Nearly 200 Americans left behind in Taliban-ruled Afghanistan following the August U.S. military withdrawal may still be trying to get out, the State Department said Friday, doubling its previous public count.
Spokesman Ned Price said the U.S. airlifted out several dozen people in the past couple days, but even more people have come forward in recent weeks saying they also want to leave, which has sent the number soaring.
He listed the current total still left behind and interested in getting out as somewhere between 100 and 200, and cautioned that the numbers are just “a momentary snapshot in time.”
The higher tallies, which were reported to Congress on Thursday, drew a new round of criticism from lawmakers who said the administration abandoned Americans in the chaotic August withdrawal that ended the 20-year U.S. military mission in the country and left the Islamist Taliban insurgency fully in control in Kabul.
“For weeks, their official number was ‘about a hundred’ and it magically never changed — as Americans slowly got out the total number never went down. Now they say more than 300 Americans are still in Afghanistan,” said Sen Ben Sasse, Nebraska Republican. The 300-plus number includes Americans whom the State Department says have not said they want to leave.
Mr. Price, briefing reporters by telephone, defended the department’s public pronouncements and said at one point the number of American citizens in the country expressing an interest in getting out was lower than 100. But he said the “proven ability” the U.S. has shown in getting people out has enticed more people to express an interest in fleeing themselves.
And there are others the U.S. is in touch with who haven’t said they want to leave.
“There are Americans who remain who are ready and able to leave the country, there are Americans who remain who … do not yet have a desire to leave the country,” Mr.

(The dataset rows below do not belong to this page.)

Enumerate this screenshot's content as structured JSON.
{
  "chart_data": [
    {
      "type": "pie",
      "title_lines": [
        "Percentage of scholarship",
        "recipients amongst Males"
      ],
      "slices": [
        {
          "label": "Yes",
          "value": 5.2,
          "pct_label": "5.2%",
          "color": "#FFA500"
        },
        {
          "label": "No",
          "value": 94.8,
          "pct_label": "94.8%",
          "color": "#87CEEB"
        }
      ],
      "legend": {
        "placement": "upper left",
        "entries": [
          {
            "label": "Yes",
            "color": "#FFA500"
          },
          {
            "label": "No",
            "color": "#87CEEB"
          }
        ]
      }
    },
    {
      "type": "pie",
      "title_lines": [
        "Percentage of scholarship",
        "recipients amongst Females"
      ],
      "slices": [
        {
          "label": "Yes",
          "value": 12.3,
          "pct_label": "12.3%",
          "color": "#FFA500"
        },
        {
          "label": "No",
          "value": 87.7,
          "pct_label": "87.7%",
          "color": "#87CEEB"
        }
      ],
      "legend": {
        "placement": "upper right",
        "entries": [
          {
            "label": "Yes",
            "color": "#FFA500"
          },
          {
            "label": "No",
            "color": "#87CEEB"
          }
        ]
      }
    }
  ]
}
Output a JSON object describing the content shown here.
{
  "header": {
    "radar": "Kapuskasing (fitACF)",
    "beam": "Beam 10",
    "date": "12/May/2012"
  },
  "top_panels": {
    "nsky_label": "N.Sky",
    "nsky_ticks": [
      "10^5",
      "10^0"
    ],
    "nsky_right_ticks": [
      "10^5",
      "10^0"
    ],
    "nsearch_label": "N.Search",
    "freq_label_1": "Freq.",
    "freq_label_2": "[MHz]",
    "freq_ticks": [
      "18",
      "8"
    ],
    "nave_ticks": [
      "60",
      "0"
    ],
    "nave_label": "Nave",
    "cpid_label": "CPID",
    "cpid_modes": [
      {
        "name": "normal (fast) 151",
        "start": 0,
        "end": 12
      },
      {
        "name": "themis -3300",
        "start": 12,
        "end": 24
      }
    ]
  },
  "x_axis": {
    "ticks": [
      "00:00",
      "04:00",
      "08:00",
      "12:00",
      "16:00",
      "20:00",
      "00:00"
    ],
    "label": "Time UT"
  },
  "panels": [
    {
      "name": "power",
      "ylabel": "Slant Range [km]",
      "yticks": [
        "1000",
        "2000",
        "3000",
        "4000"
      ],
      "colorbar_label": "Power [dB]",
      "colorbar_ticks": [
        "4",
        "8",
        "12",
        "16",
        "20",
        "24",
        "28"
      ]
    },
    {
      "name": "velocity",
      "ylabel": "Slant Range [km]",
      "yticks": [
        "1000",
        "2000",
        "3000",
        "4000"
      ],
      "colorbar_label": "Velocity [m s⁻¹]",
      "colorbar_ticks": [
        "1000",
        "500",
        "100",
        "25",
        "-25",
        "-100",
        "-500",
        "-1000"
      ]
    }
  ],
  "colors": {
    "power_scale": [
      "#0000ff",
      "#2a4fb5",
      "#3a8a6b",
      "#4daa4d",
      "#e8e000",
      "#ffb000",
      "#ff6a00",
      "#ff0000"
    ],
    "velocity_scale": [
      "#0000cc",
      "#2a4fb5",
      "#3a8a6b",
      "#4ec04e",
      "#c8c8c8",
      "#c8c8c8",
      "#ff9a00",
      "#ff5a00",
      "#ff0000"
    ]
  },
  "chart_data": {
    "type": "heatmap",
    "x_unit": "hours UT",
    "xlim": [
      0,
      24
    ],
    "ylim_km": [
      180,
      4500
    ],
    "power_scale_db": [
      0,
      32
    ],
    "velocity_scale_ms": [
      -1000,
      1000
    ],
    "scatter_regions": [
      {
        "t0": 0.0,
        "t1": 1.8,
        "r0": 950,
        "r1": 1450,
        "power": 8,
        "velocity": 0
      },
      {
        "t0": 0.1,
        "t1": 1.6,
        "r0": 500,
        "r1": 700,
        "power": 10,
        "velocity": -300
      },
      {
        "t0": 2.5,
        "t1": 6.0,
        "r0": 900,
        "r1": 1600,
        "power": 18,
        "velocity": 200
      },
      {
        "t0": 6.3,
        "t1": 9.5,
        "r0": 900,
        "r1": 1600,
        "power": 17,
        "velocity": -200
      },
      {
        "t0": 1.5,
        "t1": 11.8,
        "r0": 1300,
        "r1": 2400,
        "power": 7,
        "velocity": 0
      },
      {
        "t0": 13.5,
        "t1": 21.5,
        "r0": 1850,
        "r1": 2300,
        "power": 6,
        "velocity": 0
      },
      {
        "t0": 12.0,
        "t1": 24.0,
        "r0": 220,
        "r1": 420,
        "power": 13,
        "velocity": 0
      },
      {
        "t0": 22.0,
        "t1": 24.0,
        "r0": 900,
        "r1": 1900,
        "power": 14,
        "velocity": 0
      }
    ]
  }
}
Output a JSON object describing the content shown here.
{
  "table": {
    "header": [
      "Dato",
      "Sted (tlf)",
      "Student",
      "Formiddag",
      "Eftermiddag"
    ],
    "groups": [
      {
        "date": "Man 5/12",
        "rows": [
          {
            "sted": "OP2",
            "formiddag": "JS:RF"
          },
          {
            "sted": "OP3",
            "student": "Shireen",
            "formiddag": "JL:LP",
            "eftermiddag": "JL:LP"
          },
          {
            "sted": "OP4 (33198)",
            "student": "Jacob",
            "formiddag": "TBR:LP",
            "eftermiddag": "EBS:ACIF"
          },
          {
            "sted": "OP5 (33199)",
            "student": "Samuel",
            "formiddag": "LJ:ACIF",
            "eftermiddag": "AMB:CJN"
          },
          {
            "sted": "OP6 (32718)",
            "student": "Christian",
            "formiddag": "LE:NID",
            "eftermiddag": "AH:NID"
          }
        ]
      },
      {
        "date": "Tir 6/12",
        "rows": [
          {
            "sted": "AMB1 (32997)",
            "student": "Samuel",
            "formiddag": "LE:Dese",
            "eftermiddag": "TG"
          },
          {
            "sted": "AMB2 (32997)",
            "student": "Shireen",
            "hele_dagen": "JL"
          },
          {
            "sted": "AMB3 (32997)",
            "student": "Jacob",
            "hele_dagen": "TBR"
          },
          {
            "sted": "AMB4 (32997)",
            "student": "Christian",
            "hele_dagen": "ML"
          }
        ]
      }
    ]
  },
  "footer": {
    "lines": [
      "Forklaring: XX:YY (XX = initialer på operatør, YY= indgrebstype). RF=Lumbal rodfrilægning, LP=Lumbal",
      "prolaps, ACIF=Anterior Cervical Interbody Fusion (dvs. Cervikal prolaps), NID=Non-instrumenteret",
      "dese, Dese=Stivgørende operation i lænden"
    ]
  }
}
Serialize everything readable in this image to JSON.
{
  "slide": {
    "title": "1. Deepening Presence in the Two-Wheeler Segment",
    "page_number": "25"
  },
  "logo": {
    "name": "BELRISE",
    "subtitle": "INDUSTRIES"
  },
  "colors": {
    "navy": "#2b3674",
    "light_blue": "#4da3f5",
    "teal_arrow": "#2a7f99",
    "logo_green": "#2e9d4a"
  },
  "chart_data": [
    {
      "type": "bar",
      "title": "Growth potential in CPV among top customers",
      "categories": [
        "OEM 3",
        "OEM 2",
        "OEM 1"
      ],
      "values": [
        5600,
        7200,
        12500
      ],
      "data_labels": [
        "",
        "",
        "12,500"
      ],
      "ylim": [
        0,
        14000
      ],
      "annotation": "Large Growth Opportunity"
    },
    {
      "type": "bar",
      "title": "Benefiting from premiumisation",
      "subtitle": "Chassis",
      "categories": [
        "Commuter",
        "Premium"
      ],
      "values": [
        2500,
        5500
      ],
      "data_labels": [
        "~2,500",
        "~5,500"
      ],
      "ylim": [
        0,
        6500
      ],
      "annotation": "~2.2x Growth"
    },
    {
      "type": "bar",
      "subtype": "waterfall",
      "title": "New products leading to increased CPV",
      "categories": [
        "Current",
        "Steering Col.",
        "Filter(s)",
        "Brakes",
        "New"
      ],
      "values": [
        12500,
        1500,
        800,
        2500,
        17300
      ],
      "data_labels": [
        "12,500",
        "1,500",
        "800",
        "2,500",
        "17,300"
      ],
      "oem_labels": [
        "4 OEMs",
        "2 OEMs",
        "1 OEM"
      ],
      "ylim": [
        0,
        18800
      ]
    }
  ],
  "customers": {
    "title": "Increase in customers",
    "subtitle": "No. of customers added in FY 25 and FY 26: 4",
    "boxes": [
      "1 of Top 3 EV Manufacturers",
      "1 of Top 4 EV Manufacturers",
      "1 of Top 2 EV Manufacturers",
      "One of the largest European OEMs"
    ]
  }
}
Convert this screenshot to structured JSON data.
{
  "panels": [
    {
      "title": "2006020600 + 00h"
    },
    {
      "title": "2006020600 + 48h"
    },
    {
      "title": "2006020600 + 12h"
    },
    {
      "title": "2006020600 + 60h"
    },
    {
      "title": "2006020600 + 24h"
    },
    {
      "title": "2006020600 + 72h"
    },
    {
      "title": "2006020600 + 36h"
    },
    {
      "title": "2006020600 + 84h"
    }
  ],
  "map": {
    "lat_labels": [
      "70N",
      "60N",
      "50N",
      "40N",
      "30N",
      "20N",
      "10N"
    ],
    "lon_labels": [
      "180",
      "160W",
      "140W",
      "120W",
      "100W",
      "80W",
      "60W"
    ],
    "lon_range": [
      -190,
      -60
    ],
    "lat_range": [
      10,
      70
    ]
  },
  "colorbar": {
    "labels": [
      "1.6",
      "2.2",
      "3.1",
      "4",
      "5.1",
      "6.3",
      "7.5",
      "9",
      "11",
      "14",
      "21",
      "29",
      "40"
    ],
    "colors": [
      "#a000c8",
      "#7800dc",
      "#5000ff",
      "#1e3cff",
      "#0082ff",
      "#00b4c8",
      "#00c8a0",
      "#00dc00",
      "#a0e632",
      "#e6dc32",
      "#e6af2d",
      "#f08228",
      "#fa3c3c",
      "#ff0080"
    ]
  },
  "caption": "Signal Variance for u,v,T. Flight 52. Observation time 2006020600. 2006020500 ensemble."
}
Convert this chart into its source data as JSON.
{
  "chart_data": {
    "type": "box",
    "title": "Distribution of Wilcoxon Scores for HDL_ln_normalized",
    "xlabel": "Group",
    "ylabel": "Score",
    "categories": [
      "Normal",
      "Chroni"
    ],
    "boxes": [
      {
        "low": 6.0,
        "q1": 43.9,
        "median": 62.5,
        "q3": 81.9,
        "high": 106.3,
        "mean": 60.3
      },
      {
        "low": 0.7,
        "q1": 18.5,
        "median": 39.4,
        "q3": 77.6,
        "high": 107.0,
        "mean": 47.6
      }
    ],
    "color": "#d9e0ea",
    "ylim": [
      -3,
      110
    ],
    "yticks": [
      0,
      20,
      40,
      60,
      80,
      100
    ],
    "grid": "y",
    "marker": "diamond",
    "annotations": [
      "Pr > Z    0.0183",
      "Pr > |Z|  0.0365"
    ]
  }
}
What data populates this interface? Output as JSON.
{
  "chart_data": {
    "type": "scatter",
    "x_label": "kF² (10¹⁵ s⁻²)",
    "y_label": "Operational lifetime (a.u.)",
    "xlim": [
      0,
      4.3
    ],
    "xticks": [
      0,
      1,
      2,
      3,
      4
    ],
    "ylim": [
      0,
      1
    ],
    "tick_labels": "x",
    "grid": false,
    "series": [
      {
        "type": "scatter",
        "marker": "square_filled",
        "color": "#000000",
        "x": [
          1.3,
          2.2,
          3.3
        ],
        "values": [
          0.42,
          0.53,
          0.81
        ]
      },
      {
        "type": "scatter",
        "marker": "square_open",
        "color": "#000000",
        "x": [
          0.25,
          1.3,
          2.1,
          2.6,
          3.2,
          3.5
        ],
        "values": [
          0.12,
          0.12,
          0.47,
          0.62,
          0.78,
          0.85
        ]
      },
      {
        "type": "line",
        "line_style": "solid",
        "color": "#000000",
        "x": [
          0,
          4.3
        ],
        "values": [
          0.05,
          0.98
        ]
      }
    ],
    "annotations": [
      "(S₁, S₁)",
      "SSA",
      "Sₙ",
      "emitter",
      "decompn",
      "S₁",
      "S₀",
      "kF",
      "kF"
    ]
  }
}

Price said.
He said the U.S. has helped 234 American citizens and 144 green card holders flee since the start of September, when the U.S. war effort officially ended.
Still other Americans have escaped without U.S. assistance and aren’t included in those figures, Mr. Price said.
But combining the several hundred who have escaped since the start of September with the 200 or so still looking to get out, there could have been as many as 500 who were contemplating fleeing at a time when the U.S. government said the number was about 100. The fate of those left behind has proven a major political headache for the Biden administration.
“Despite continued evacuations, even more Americans remain now than the Biden administration estimated months ago,” said Sen. Tom Cotton, Arkansas Republican. “President Biden must do more to rescue Americans trapped in a disaster of his own making.”
Mr. Sasse said the changing numbers show the administration “has shamelessly and repeatedly lied.”
Mr. Biden was carrying out a withdrawal set in motion by the Trump administration, though the current president set the final timetable and handoff to the Taliban. The insurgents stormed through the country over the summer, ousting the U.S.-backed government and taking control of Kabul, the capital, far earlier than U.S. officials thought possible.
That left Mr. Biden scrambling to send in more troops to hold the main international airport and try to fly out as many Americans as possible.
U.S. officials say more than 120,000 people were evacuated by air in the final weeks, though most were Afghans, and it’s not clear exactly how they earned their spots on the flights.